In November, Sacramento County's median sales price for resale homes rose from the same time a year earlier — the first time that's happened since May 2006.
La Jolla-based property researcher MDA DataQuick on Thursday pegged the county's November median sales price at $177,000 — up slightly from $175,000 in November 2008. The change in direction comes after 41 months of declines that slashed county prices by 55 percent from their mid-2005 peaks.
Though an encouraging signal that the free-fall in sales prices has ended, other factors are still adding stress in the real estate market. These include 12.3 percent unemployment in the capital region and widespread wage cuts that have sent 90-day mortgage delinquency rates skyrocketing to 11 percent, according to First American CoreLogic.
Nonetheless, November looked better than last year.
"This is the same across much of the state," said DataQuick analyst Andrew LePage. "At this point last year these price numbers were ridiculously low. Those were highly unusual markets with foreclosures ruling the day."
Fewer foreclosure sales and more sales in pricier areas pushed Bay Area median values higher than last year for a second straight month to $387,000. The median is where half the homes cost more and half cost less. The Los Angeles region's year-over-year median price of $280,000 also steadied for the first time since September 2007.

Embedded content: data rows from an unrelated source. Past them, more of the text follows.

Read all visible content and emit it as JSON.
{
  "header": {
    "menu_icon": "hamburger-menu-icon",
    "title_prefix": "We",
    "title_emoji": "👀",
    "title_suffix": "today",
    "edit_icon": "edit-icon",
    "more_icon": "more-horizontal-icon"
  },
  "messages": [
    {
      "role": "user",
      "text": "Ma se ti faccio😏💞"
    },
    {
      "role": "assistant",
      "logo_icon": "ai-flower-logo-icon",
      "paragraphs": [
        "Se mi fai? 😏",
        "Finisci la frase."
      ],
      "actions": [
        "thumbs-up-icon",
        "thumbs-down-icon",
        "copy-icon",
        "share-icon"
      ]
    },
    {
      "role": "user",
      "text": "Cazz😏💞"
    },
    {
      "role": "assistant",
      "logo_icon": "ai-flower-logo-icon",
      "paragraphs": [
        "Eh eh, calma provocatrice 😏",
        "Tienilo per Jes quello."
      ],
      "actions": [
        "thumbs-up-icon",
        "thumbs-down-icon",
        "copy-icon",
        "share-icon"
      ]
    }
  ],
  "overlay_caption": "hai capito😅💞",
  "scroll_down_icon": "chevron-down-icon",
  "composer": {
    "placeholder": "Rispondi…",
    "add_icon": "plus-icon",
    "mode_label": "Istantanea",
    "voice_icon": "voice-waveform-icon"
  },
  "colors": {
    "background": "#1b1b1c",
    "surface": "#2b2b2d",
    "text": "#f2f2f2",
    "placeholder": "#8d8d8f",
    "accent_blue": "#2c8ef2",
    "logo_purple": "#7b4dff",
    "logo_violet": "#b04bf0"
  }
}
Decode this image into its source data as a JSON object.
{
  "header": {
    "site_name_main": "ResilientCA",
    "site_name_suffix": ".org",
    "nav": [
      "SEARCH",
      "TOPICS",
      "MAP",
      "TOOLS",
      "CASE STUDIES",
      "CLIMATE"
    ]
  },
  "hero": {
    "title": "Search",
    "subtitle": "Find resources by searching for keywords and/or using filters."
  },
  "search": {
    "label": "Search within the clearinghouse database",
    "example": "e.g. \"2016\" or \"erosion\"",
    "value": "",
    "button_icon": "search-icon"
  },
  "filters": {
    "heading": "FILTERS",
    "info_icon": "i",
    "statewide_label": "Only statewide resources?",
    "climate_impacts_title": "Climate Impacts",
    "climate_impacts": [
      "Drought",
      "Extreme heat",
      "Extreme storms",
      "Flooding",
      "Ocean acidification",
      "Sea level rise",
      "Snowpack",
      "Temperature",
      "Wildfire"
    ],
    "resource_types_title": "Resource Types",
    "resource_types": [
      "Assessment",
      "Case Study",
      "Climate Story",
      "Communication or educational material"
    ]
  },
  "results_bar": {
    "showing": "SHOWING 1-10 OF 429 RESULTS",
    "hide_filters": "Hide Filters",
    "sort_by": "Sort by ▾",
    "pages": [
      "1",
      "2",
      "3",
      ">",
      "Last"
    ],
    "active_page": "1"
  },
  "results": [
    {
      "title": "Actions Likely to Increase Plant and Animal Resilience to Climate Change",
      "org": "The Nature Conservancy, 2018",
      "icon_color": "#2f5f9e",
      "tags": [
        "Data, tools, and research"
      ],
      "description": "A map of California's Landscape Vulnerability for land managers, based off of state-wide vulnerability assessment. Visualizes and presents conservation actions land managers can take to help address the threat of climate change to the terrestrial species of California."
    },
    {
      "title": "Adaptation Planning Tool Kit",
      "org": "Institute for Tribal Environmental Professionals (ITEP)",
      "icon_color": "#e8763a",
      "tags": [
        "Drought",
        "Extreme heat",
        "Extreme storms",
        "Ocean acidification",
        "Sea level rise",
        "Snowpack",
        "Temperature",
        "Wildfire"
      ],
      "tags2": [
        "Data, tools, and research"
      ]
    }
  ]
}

What's driving this change?
"It's a very complicated answer," said Coldwell Banker real estate agent Carlos Kozlowski of Sacramento. In short, the cheap bank repos that accounted for 69 percent of sales last November in Sacramento County fell to 49 percent last month. Simultaneously, higher-cost home sales doubled in Land Park and east Sacramento from November 2008 to November 2009, DataQuick reported. Finally, banks are fixing up the houses they repossess so they can be sold at higher prices, Kozlowski said.